Cross-validation of species distribution models: removing spatial sorting bias and calibration with a null model

Hijmans, R.J., 2012. Cross-validation of species distribution models: removing sorting bias and calibration with a null model. EcologyLink to paper

Spatial sampling biases, or the observation that testing presence points tend to be closer in space than do testing absence points (and the credibility of cross-validation for assessing model accuracy) remain large issues for SDMs. Hijmans (2012) evaluates two different ways of selecting testing-presence data and two ways of selecting testing-absence data in order to better understand how spatial sampling biases and cross-validation may lead to inflated confidence in SDMs. Indeed he found that a null model, based solely on distance to nearest presence point, performed just as well (.69) as Bioclim (.64) and Maxent (.73).
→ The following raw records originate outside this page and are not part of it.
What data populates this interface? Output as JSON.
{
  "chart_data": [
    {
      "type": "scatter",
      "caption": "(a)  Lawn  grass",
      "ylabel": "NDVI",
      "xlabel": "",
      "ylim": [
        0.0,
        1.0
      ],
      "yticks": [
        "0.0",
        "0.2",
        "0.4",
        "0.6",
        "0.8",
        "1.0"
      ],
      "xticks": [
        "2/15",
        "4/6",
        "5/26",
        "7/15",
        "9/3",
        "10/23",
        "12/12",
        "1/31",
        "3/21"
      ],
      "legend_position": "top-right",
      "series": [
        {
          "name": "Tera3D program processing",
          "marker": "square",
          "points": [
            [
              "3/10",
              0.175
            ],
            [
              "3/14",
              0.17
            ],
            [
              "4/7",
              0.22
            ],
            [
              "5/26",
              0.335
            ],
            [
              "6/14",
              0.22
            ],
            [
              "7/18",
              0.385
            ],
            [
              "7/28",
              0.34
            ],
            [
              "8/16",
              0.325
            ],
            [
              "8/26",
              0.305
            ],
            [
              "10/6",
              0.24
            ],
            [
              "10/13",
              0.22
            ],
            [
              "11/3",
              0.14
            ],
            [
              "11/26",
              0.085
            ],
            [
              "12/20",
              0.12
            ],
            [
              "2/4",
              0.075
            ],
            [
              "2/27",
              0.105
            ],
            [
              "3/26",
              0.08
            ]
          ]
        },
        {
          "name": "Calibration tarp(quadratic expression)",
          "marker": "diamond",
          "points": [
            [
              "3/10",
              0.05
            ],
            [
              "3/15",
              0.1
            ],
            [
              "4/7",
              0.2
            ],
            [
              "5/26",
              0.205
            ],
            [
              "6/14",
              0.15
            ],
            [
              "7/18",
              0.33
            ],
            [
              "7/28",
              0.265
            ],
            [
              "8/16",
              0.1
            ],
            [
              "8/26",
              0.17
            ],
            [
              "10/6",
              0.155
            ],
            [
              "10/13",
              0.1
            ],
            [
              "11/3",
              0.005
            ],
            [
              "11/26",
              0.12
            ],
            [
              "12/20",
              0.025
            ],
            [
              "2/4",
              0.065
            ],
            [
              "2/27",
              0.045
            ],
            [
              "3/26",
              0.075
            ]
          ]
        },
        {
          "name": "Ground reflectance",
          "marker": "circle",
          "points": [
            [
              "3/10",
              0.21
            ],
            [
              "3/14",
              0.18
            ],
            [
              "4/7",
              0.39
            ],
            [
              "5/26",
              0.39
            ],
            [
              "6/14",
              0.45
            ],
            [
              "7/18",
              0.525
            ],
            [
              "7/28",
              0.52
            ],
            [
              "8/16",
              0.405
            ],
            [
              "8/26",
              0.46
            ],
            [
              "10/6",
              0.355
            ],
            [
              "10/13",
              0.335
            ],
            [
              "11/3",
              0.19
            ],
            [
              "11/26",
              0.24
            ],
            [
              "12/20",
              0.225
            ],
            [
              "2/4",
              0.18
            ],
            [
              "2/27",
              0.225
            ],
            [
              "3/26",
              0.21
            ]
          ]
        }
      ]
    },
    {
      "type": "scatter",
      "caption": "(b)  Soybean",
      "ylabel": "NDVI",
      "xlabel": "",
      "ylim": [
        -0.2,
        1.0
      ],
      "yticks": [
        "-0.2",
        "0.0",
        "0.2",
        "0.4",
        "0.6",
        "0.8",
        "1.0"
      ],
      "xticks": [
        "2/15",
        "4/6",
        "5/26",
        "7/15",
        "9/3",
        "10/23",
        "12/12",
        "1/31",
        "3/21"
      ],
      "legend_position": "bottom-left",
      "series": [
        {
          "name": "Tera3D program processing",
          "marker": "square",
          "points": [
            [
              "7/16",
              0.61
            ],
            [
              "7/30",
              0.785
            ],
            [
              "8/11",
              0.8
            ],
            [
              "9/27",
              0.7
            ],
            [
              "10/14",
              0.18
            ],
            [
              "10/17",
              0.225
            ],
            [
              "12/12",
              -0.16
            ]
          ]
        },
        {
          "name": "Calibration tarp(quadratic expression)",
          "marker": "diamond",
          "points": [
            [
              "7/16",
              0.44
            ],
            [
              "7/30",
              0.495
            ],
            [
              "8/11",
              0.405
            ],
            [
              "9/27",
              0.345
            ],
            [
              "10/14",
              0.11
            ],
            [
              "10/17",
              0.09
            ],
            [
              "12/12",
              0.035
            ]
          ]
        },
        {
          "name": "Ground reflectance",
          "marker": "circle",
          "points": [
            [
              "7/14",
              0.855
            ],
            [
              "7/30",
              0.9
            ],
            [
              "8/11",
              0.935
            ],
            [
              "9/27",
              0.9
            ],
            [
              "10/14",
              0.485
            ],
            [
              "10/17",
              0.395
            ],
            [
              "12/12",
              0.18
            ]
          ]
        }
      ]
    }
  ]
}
This suggests that it can be difficult to directly interpret uncallibrated cross-validation results (as is seen in most studies using SDMs) and that calilibrating with a null model could lead to more accurate predictions. This study calls into question many results from SDMs, especially those using data that is inherently clumpy (e.g. museum records). I think this is an especially open area for research with questions such as: How can knowledge of a species biology be used to pre-process (filter) species occurrence data before being input into SDMs? Or how does clumpiness of species occurrence data affect predictability of species range?